È in questo senso che le soluzioni digitali offerte dal mercato cambiano davvero il paradigma non solo in termini di risposta alle esigenze dei cittadini, ma anche di impatto sulla community di persone che negli enti pubblici lavora, che va formata adeguatamente e deve poter usufruire di servizi con le stesse caratteristiche in termini di tempestività, verifica e controllo delle informazioni.
Progetti concreti per spendere al meglio le risorse: riuso e interoperabilità le parole chiave
La vera sfida è quindi sul fronte della progettualità e della visione di lungo periodo: è fornire alle amministrazioni gli strumenti per digitalizzare il prevedibile, ma anche l’imprevedibile e per fare in modo che la transizione al digitale non sia un fuoco di paglia che si spegne appena finiti i fondi del PNRR: “Per fare un esempio – precisa Zucca –, penso ai comuni che a pochi giorni dallo scoppio del conflitto in Ucraina, grazie ai nostri strumenti, hanno potuto pubblicare dei moduli autoprodotti per il censimento dei profughi ospitati dalle famiglie. È con episodi simili che si può determinare l’efficacia di anni di ricerca e sviluppo, consentire con la massima tempestività la digitalizzazione di un processo per gestire un evento assolutamente imprevedibile e di farlo a norma di legge, con un’identificazione Spid, la protocollazione automatica e la condivisione immediata di quanto realizzato con altri Enti”.

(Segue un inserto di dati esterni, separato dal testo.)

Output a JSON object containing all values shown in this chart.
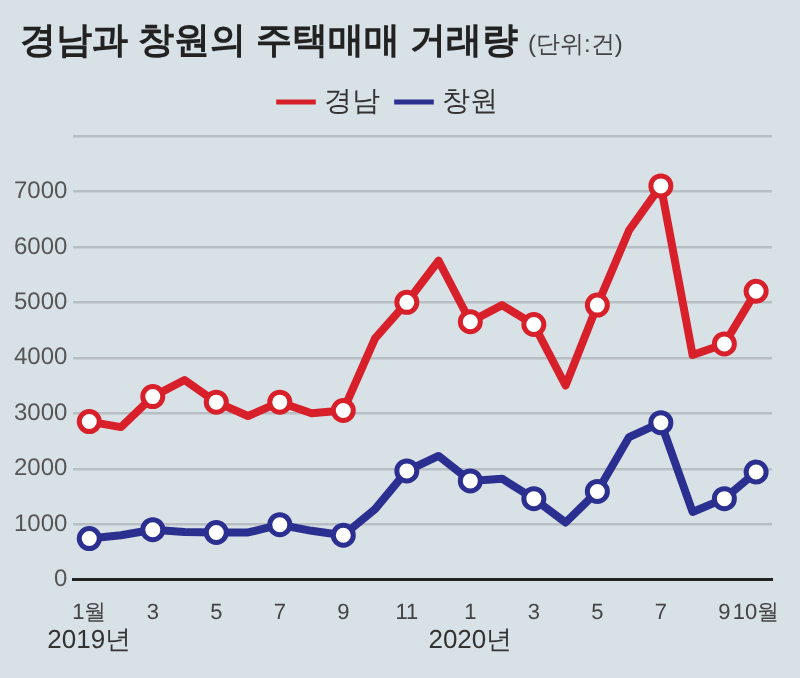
{
  "chart_data": {
    "type": "line",
    "title": "경남과 창원의 주택매매 거래량",
    "subtitle": "(단위:건)",
    "categories": [
      "1월",
      null,
      "3",
      null,
      "5",
      null,
      "7",
      null,
      "9",
      null,
      "11",
      null,
      "1",
      null,
      "3",
      null,
      "5",
      null,
      "7",
      null,
      "9",
      "10월"
    ],
    "series": [
      {
        "name": "경남",
        "color": "#d7202a",
        "values": [
          2850,
          2750,
          3300,
          3600,
          3200,
          2950,
          3200,
          3000,
          3050,
          4350,
          5000,
          5750,
          4650,
          4950,
          4600,
          3500,
          4950,
          6300,
          7100,
          4050,
          4250,
          5200
        ]
      },
      {
        "name": "창원",
        "color": "#2b2f8f",
        "values": [
          740,
          800,
          900,
          860,
          850,
          850,
          990,
          880,
          800,
          1270,
          1960,
          2230,
          1780,
          1820,
          1460,
          1030,
          1590,
          2570,
          2830,
          1220,
          1460,
          1940
        ]
      }
    ],
    "annotations": [
      "2019년",
      "2020년"
    ],
    "ylim": [
      0,
      8000
    ],
    "yticks": [
      0,
      1000,
      2000,
      3000,
      4000,
      5000,
      6000,
      7000,
      {
        "value": 8000,
        "label": null
      }
    ],
    "grid": "y",
    "legend": "top",
    "marker": "circle",
    "line_style": "solid"
  }
}
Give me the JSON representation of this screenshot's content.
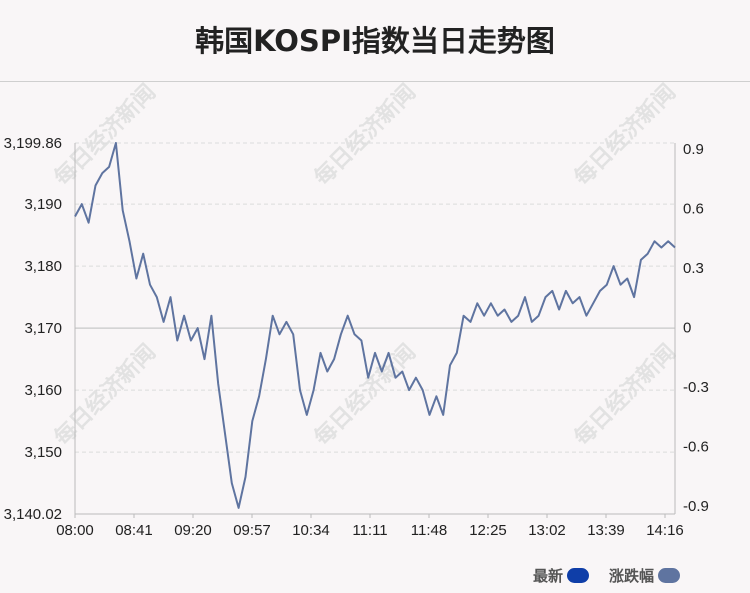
{
  "title": "韩国KOSPI指数当日走势图",
  "legend": {
    "latest_label": "最新",
    "change_label": "涨跌幅",
    "latest_color": "#0f3ea8",
    "change_color": "#5f74a0"
  },
  "watermark": "每日经济新闻",
  "chart_data": {
    "type": "line",
    "x_ticks": [
      "08:00",
      "08:41",
      "09:20",
      "09:57",
      "10:34",
      "11:11",
      "11:48",
      "12:25",
      "13:02",
      "13:39",
      "14:16"
    ],
    "y_left_ticks": [
      "3,140.02",
      "3,150",
      "3,160",
      "3,170",
      "3,180",
      "3,190",
      "3,199.86"
    ],
    "y_left_values": [
      3140.02,
      3150,
      3160,
      3170,
      3180,
      3190,
      3199.86
    ],
    "y_right_ticks": [
      "-0.9",
      "-0.6",
      "-0.3",
      "0",
      "0.3",
      "0.6",
      "0.9"
    ],
    "y_right_values": [
      -0.9,
      -0.6,
      -0.3,
      0,
      0.3,
      0.6,
      0.9
    ],
    "ylim": [
      3140.02,
      3199.86
    ],
    "baseline": 3170,
    "series": [
      {
        "color": "#5f74a0",
        "points": [
          [
            0,
            3188
          ],
          [
            1,
            3190
          ],
          [
            2,
            3187
          ],
          [
            3,
            3193
          ],
          [
            4,
            3195
          ],
          [
            5,
            3196
          ],
          [
            6,
            3199.86
          ],
          [
            7,
            3189
          ],
          [
            8,
            3184
          ],
          [
            9,
            3178
          ],
          [
            10,
            3182
          ],
          [
            11,
            3177
          ],
          [
            12,
            3175
          ],
          [
            13,
            3171
          ],
          [
            14,
            3175
          ],
          [
            15,
            3168
          ],
          [
            16,
            3172
          ],
          [
            17,
            3168
          ],
          [
            18,
            3170
          ],
          [
            19,
            3165
          ],
          [
            20,
            3172
          ],
          [
            21,
            3161
          ],
          [
            22,
            3153
          ],
          [
            23,
            3145
          ],
          [
            24,
            3141
          ],
          [
            25,
            3146
          ],
          [
            26,
            3155
          ],
          [
            27,
            3159
          ],
          [
            28,
            3165
          ],
          [
            29,
            3172
          ],
          [
            30,
            3169
          ],
          [
            31,
            3171
          ],
          [
            32,
            3169
          ],
          [
            33,
            3160
          ],
          [
            34,
            3156
          ],
          [
            35,
            3160
          ],
          [
            36,
            3166
          ],
          [
            37,
            3163
          ],
          [
            38,
            3165
          ],
          [
            39,
            3169
          ],
          [
            40,
            3172
          ],
          [
            41,
            3169
          ],
          [
            42,
            3168
          ],
          [
            43,
            3162
          ],
          [
            44,
            3166
          ],
          [
            45,
            3163
          ],
          [
            46,
            3166
          ],
          [
            47,
            3162
          ],
          [
            48,
            3163
          ],
          [
            49,
            3160
          ],
          [
            50,
            3162
          ],
          [
            51,
            3160
          ],
          [
            52,
            3156
          ],
          [
            53,
            3159
          ],
          [
            54,
            3156
          ],
          [
            55,
            3164
          ],
          [
            56,
            3166
          ],
          [
            57,
            3172
          ],
          [
            58,
            3171
          ],
          [
            59,
            3174
          ],
          [
            60,
            3172
          ],
          [
            61,
            3174
          ],
          [
            62,
            3172
          ],
          [
            63,
            3173
          ],
          [
            64,
            3171
          ],
          [
            65,
            3172
          ],
          [
            66,
            3175
          ],
          [
            67,
            3171
          ],
          [
            68,
            3172
          ],
          [
            69,
            3175
          ],
          [
            70,
            3176
          ],
          [
            71,
            3173
          ],
          [
            72,
            3176
          ],
          [
            73,
            3174
          ],
          [
            74,
            3175
          ],
          [
            75,
            3172
          ],
          [
            76,
            3174
          ],
          [
            77,
            3176
          ],
          [
            78,
            3177
          ],
          [
            79,
            3180
          ],
          [
            80,
            3177
          ],
          [
            81,
            3178
          ],
          [
            82,
            3175
          ],
          [
            83,
            3181
          ],
          [
            84,
            3182
          ],
          [
            85,
            3184
          ],
          [
            86,
            3183
          ],
          [
            87,
            3184
          ],
          [
            88,
            3183
          ]
        ]
      }
    ],
    "x_count": 88
  }
}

Un altro fattore cruciale, che richiede però una visione più alta, affinché il passaggio al digitale diventi sistemico è la condivisione delle esperienze al di là degli strumenti, il riuso: “Laddove c’è una community che collabora per arrivare insieme all’obiettivo, quindi condividendo esperienze e facendo efficienza, il processo diventa efficace anche da un punto di vista strettamente economico – spiega Zucca -. Le competenze vengono condivise direttamente tra gli Enti con una visione del futuro più ampia rispetto a chi semplicemente pensa ad acquisire una soluzione che risolve il problema”.
Lo scenario futuro della PA digitale
Quando si parla dei vantaggi che il PNRR porterà alla PA, last but not least non si può non parlare della spinta verso l’interoperabilità. Anche in questo caso, la preparazione delle regole di integrazione e cooperazione per lo scambio di informazioni e l’erogazione di servizi nella PA è un percorso che parte da lontano e si è realizzato nella Piattaforma digitale nazionale dati che, tra le altre cose, permette di concretizzare il principio del ‘once-only’.
Il fatto che la Pubblica Amministrazione (Comuni, Regioni, Stato, ospedali, scuole) non debba più chiedere al cittadino o all’impresa informazioni o documenti di cui è già in possesso, grazie all’interoperabilità delle sue banche dati, apre non solo a scenari di efficienza ma permetterà anche agli operatori di mercato, in un’ottica che idealmente dovrebbe essere quella della co-opetition di aiutare le amministrazioni a ‘tessere le tele’ tra vari dati assemblandoli nel modo più libero possibile, per consentire una ulteriore evoluzione verso servizi ai cittadini sempre più efficienti.